Garanties sur les batteries
Enfin, troisième risque pointé par HOUBLON : obsolescence liée à l’électronique des véhicules. La réparation abordable pourrait être sérieusement remise en question, comme dans le cas des smartphones, en raison de la miniaturisation et de l’obsolescence des composants, de l’obsolescence des logiciels, des obstacles à l’accès aux données par les constructeurs, etc.
Face à ces pratiques, HOUBLON réclame un meilleur encadrement avec des normes de réparabilité des batteries et autres pièces, une garantie légale étendue à dix ans pour les batteries, une disponibilité des pièces détachées pendant au moins vingt ans, une durée minimale de vingt ans pour la maintenance et les mises à jour des logiciels.
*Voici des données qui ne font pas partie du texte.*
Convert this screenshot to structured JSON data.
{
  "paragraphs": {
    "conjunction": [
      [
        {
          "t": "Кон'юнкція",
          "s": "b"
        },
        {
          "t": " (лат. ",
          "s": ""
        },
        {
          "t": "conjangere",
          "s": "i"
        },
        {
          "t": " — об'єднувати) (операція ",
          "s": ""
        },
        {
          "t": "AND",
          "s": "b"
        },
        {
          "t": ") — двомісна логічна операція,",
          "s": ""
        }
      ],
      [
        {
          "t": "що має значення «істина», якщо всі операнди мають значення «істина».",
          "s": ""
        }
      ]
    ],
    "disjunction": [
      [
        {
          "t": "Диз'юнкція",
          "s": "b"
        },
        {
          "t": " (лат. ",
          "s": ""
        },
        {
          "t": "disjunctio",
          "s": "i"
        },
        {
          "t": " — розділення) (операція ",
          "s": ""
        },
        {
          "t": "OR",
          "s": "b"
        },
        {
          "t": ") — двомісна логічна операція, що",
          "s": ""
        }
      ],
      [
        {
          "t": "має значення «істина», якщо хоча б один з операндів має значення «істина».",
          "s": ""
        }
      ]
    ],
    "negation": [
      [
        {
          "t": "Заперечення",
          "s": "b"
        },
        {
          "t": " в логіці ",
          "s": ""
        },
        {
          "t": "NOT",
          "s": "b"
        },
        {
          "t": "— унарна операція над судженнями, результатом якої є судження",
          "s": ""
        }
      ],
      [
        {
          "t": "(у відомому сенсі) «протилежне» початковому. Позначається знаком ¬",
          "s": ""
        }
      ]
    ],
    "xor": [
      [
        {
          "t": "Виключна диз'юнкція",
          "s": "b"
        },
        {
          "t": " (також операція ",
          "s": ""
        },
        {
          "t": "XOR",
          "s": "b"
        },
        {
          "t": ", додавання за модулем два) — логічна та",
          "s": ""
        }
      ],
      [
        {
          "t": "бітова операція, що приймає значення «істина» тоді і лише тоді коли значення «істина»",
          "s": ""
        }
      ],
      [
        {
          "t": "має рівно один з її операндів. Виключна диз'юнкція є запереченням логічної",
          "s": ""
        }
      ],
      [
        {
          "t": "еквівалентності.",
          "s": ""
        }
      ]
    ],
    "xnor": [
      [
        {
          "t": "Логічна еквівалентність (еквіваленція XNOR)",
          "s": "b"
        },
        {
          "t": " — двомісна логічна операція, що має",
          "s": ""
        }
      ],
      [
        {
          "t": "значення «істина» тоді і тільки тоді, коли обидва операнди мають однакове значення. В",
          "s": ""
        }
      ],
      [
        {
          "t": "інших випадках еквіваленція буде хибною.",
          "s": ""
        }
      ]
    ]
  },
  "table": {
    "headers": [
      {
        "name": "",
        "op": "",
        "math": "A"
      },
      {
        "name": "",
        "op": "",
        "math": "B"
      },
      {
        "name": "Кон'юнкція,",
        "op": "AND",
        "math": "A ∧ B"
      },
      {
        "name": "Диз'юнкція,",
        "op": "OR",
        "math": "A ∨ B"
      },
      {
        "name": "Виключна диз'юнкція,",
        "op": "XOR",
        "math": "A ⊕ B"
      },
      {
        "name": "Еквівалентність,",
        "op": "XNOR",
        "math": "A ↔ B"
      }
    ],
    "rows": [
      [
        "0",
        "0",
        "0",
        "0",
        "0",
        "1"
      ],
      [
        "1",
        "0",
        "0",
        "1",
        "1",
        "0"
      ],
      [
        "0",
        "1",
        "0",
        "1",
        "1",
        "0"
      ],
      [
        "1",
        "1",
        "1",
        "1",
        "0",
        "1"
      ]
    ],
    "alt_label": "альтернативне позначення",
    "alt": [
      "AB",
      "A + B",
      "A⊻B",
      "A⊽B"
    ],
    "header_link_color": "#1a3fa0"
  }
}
« Notre objectif est de rendre impossible la vente d’un véhicule irréparable en Europe afin de protéger les consommateurs, mais aussi les constructeurs européens qui disposent d’un réel savoir-faire en matière de réparation. Il faut agir maintenant, dans dix ans ce sera trop tard »conclut Lætitia Vasseur. HOUBLON a décidé d’interpeller les candidats aux élections européennes sur ce sujet en lançant une pétition.